Dieselskandal: Software-Updates mit unzulässiger Manipulationssoftware?

Die juristische Aufarbeitung des Dieselskandals hat noch immer kein Ende. Offenbar sind die Software-Updates, die VW zur Beseitigung der unzulässigen Abschalteinrichtungen hatte aufspielen lassen, ebenfalls mit einer unzulässigen Manipulationssoftware versehen. Dies haben drei Oberlandesgerichte festgestellt, wie die im Verbraucherschutzrecht tätige Kanzlei Dr. Hoffmann & Partner Rechtsanwälte aus Nürnberg mitteilt.

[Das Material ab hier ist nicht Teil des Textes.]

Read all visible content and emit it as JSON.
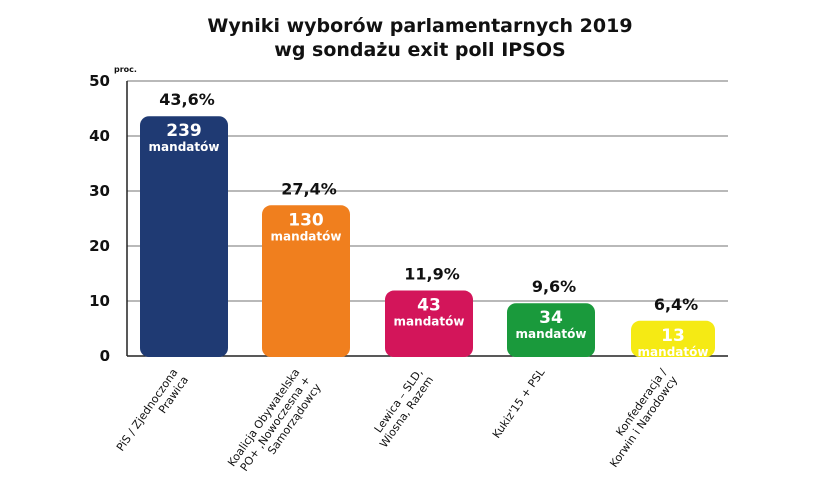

Erneute Täuschung durch VW - Neuer Haftungstatbestand

VW habe seine Kunden mit dem Aufspielen entsprechender Software-Updates erneut getäuscht, schließt die Kanzlei aus den Entscheidungen der drei Oberlandesgerichte (OLG Köln, Urteil vom 18.12.2020, Az.: 20 U 288/19, BeckRS 2020, 35968; OLG Bremen, Urteil vom 15.01.2021, Az.: 2 U 9/20; OLG Hamm, Urteil vom 19.01.2021, Az.: 19 U 1304/19). Es handele sich um einen völlig "neuen" Haftungstatbestand, der mit dem Ursprungsverhalten VWs bei der Manipulation der EA189-Dieselmoren bei der Herstellung nichts zu tun habe.

Argumentation des BGH im Zusammenhang mit Ad-hoc-Mitteilung greift nicht mehr

Neue Möglichkeiten eröffneten sich aufgrund der Entscheidungen Käufern, die bei Erwerben nach dem 22.09.2015 von der Abgasmanipulation und demgemäß von der Notwendigkeit eines Software-Updates Kenntnis hatten. Der BGH hatte in seinem Urteil vom 30.07.2020 einen Schadenersatzanspruch wegen der umfangreichen Aufklärungsmaßnahmen von VW seit der Herausgabe der sogenannten Ad-hoc-Mitteilung am 22.09.2015 verneint (NJW 2020, 2798). Diese Wertung passe allerdings nicht mehr, wenn VW das Software-Update erneut bewusst mit Manipulationsvorrichtungen versehen hat, so Rechtsanwalt Marcus Hoffmann. Der Täuschungsvorsatz könne nicht entfallen, wenn die ursprüngliche Täuschung durch eine neue Täuschung ersetzt werde.

Ansprüche bei Erwerb in Kenntnis aufgespielten Software-Updates möglich

Die Tragweite der Entscheidungen gehe über die durch die Oberlandesgerichte entschiedenen sogenannten Ad-hoc-Fälle noch hinaus, meint die Kanzlei Dr. Hoffmann & Partner. Der obergerichtlich anerkannte neue Haftungstatbestand aufgrund von Manipulationen im Zuge des Software-Updates erhöhe die Chancen auf Schadloshaltung in vielen Konstellationen. Insbesondere sollten Fahrzeugerwerber, die beim Kauf bereits von dem eingespielten Software-Update Kenntnis hatten und glaubten, dass damit alle gesetzlichen Erfordernisse erfüllt seien, ihre Ansprüche verfolgen. Dem Urteil des OLG Köln (BeckRS 2020, 35968) habe eben diese Sachverhaltskonstellation zugrunde gelegen und VW sei zu Schadensersatz verurteilt worden.

Einfluss der Entscheidungen auf Verjährungsproblematik

Auch die Verjährungsproblematik lasse sich in anderen Sachverhalten zugunsten der Geschädigten lösen, meint die Kanzlei. Denn es dürfte VW gemäß § 242 BGB verwehrt sein, sich auf eine zu späte Tätigkeit der Betroffenen zu berufen, die sie durch ein erneut rechtswidriges Verhalten gerade selbst verursacht hat.

OLG Köln, Urteil vom 18.12.2020 - 20 U 288/19

Redaktion beck-aktuell, 5. Februar 2021.